C.A. : Souhaitez-vous la fin de l’insurrection irakienne ?
B.A.A. : Que les États-Unis soient en Irak ou non, notre intérêt à nous, Syriens, est que la stabilité y règne. Tant qu’il y aura une insurrection ou du terrorisme, ce sera le chaos. Et le chaos, c’est un Irak éclaté. Cela nous concerne directement parce que le phénomène est contagieux. Nous devons donc contribuer à la stabilisation de l’Irak, mais en faisant une différence entre l’insurrection proprement dite et les Irakiens qui se battent contre les troupes américaines et britanniques.
C.A. : À quelles conditions accepteriez-vous d’aider les États-Unis ?
B.A.A. : Vous voulez dire en Irak ?
C.A. : Oui.
B.A.A. : Je le ferais sans hésitation. Nous n’avons aucun problème et l’avons déjà dit publiquement. Les Américains veulent un Irak stable, et nous avons un intérêt direct à la stabilité de ce pays. Ils veulent un Irak unifié, et c’est aussi notre intérêt direct. Ils veulent développer le processus politique, et, là encore, nous y avons intérêt, dans la mesure où cela contribuera à la stabilité. Sur tous ces points, nous sommes donc d’accord.
C.A. : Il est question que les États-Unis bombardent les sanctuaires des insurgés irakiens en Syrie. Cela s’est-il déjà produit ?
B.A.A. : Jamais.
C.A. : Si cela se produisait, considéreriez-vous qu’il s’agit d’un acte hostile ? Exerceriez-vous des représailles ?
B.A.A. : Nous réagirions à toute situation de ce type par l’intermédiaire de l’ONU. Est-ce que cela peut se produire ? Je n’ai pas de réponse, pour l’instant. De toute façon, il n’y a ni sanctuaires ni camps à bombarder.
C.A. : Vous savez que les États-Unis accordent des visas et des permis de séjour à des opposants syriens. Ils évoquent la possibilité de votre isolement diplomatique, celle d’un coup d’État ou d’un effondrement de votre régime. Comment réagissez-vous ?
B.A.A. : Je me sens très confiant, pour une simple et bonne raison : j’ai été élevé en Syrie et pas aux États-Unis. Si notre régime doit changer, ce sera une décision syrienne. Elle sera prise par le peuple syrien et par personne d’autre. Le reste, ce sont des questions qui ne nous concernent pas.
C.A. : Quel pourrait être votre successeur ?
B.A.A. : Ce pourrait être n’importe quel Syrien, un Syrien de Syrie, et il n’en manque pas ! Je ne suis pas la seule personne qui puisse être élue à la présidence. Ce n’est pas un problème. Mais aucun Syrien ne peut être élu président s’il débarque de l’étranger. C’est un principe, chez nous.

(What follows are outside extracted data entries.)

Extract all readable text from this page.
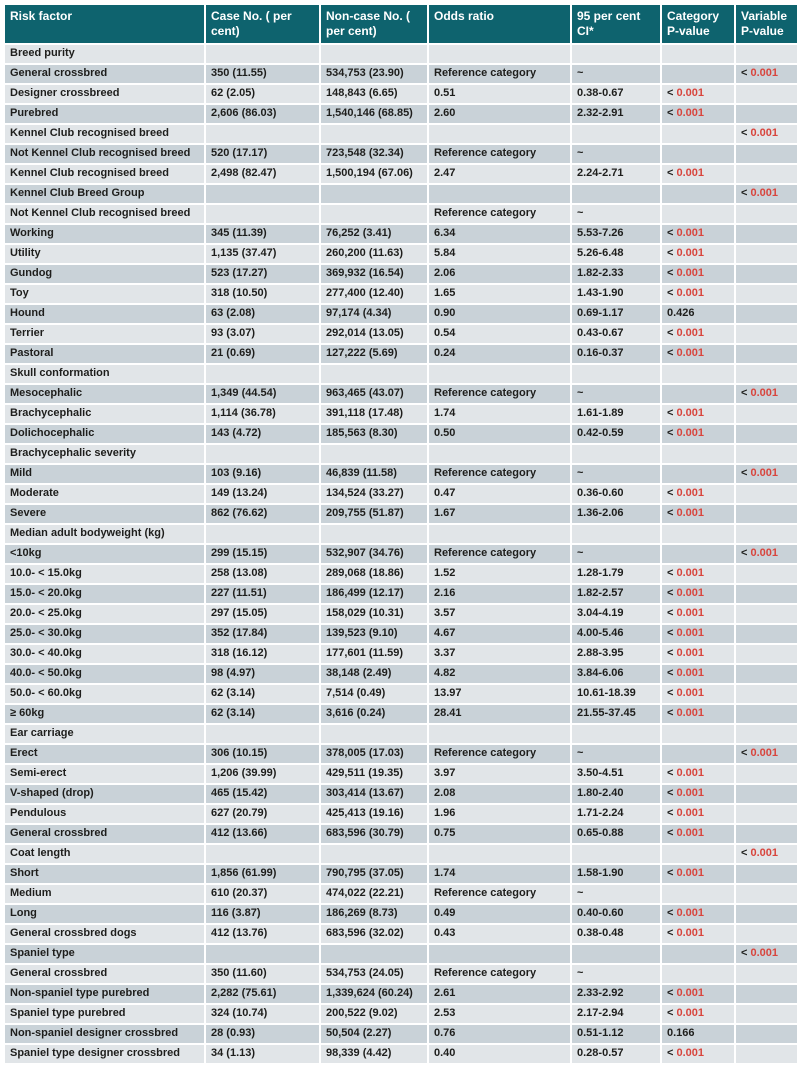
Risk factor	Case No. ( per cent)	Non-case No. ( per cent)	Odds ratio	95 per cent CI*	Category P-value	Variable P-value
Breed purity						
General crossbred	350 (11.55)	534,753 (23.90)	Reference category	~		< 0.001
Designer crossbreed	62 (2.05)	148,843 (6.65)	0.51	0.38-0.67	< 0.001	
Purebred	2,606 (86.03)	1,540,146 (68.85)	2.60	2.32-2.91	< 0.001	
Kennel Club recognised breed						< 0.001
Not Kennel Club recognised breed	520 (17.17)	723,548 (32.34)	Reference category	~		
Kennel Club recognised breed	2,498 (82.47)	1,500,194 (67.06)	2.47	2.24-2.71	< 0.001	
Kennel Club Breed Group						< 0.001
Not Kennel Club recognised breed			Reference category	~		
Working	345 (11.39)	76,252 (3.41)	6.34	5.53-7.26	< 0.001	
Utility	1,135 (37.47)	260,200 (11.63)	5.84	5.26-6.48	< 0.001	
Gundog	523 (17.27)	369,932 (16.54)	2.06	1.82-2.33	< 0.001	
Toy	318 (10.50)	277,400 (12.40)	1.65	1.43-1.90	< 0.001	
Hound	63 (2.08)	97,174 (4.34)	0.90	0.69-1.17	0.426	
Terrier	93 (3.07)	292,014 (13.05)	0.54	0.43-0.67	< 0.001	
Pastoral	21 (0.69)	127,222 (5.69)	0.24	0.16-0.37	< 0.001	
Skull conformation						
Mesocephalic	1,349 (44.54)	963,465 (43.07)	Reference category	~		< 0.001
Brachycephalic	1,114 (36.78)	391,118 (17.48)	1.74	1.61-1.89	< 0.001	
Dolichocephalic	143 (4.72)	185,563 (8.30)	0.50	0.42-0.59	< 0.001	
Brachycephalic severity						
Mild	103 (9.16)	46,839 (11.58)	Reference category	~		< 0.001
Moderate	149 (13.24)	134,524 (33.27)	0.47	0.36-0.60	< 0.001	
Severe	862 (76.62)	209,755 (51.87)	1.67	1.36-2.06	< 0.001	
Median adult bodyweight (kg)						
<10kg	299 (15.15)	532,907 (34.76)	Reference category	~		< 0.001
10.0- < 15.0kg	258 (13.08)	289,068 (18.86)	1.52	1.28-1.79	< 0.001	
15.0- < 20.0kg	227 (11.51)	186,499 (12.17)	2.16	1.82-2.57	< 0.001	
20.0- < 25.0kg	297 (15.05)	158,029 (10.31)	3.57	3.04-4.19	< 0.001	
25.0- < 30.0kg	352 (17.84)	139,523 (9.10)	4.67	4.00-5.46	< 0.001	
30.0- < 40.0kg	318 (16.12)	177,601 (11.59)	3.37	2.88-3.95	< 0.001	
40.0- < 50.0kg	98 (4.97)	38,148 (2.49)	4.82	3.84-6.06	< 0.001	
50.0- < 60.0kg	62 (3.14)	7,514 (0.49)	13.97	10.61-18.39	< 0.001	
≥ 60kg	62 (3.14)	3,616 (0.24)	28.41	21.55-37.45	< 0.001	
Ear carriage						
Erect	306 (10.15)	378,005 (17.03)	Reference category	~		< 0.001
Semi-erect	1,206 (39.99)	429,511 (19.35)	3.97	3.50-4.51	< 0.001	
V-shaped (drop)	465 (15.42)	303,414 (13.67)	2.08	1.80-2.40	< 0.001	
Pendulous	627 (20.79)	425,413 (19.16)	1.96	1.71-2.24	< 0.001	
General crossbred	412 (13.66)	683,596 (30.79)	0.75	0.65-0.88	< 0.001	
Coat length						< 0.001
Short	1,856 (61.99)	790,795 (37.05)	1.74	1.58-1.90	< 0.001	
Medium	610 (20.37)	474,022 (22.21)	Reference category	~		
Long	116 (3.87)	186,269 (8.73)	0.49	0.40-0.60	< 0.001	
General crossbred dogs	412 (13.76)	683,596 (32.02)	0.43	0.38-0.48	< 0.001	
Spaniel type						< 0.001
General crossbred	350 (11.60)	534,753 (24.05)	Reference category	~		
Non-spaniel type purebred	2,282 (75.61)	1,339,624 (60.24)	2.61	2.33-2.92	< 0.001	
Spaniel type purebred	324 (10.74)	200,522 (9.02)	2.53	2.17-2.94	< 0.001	
Non-spaniel designer crossbred	28 (0.93)	50,504 (2.27)	0.76	0.51-1.12	0.166	
Spaniel type designer crossbred	34 (1.13)	98,339 (4.42)	0.40	0.28-0.57	< 0.001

C.A. : Lorsque vous êtes devenu président, presque par hasard, à cause de la mort accidentelle de votre frère, vous avez suscité d’immenses espoirs dans la population. Vous étiez jeune, vous donniez une nouvelle image de votre pays. Il y a alors eu un Printemps de Damas, un début de réformes, des progrès démocratiques… Et puis, tout s’est arrêté. Après le congrès du parti Baas, vous avez un peu relancé la machine, mais votre peuple ne s’en contente pas. Il ne croit pas possible d’aller lentement, tant les pressions sont fortes. Quel est votre programme ?
B.A.A. : Permettez-moi de revenir sur votre expression « par hasard ». Je ne peux pas l’accepter parce qu’elle suggère que nous n’avons pas tenu compte de l’opinion du peuple syrien. Je n’ai pas été élu président par hasard, mais par la volonté du peuple.
Ensuite, plutôt que de m’interroger sur mon programme, vous devriez me demander si les conditions d’un plan de réformes sont remplies. Or elles ne le sont pas. C’est la seule réponse que je puisse vous faire, parce que de nombreux facteurs, internes et externes, doivent être pris en compte : notre volonté politique, notre histoire, nos traditions, nos objectifs et bien d’autres choses. À l’étranger, il y a le processus de paix, la stabilité de la région, la situation en Irak, le soutien que nous apportent les pays développés pour réformer notre pays…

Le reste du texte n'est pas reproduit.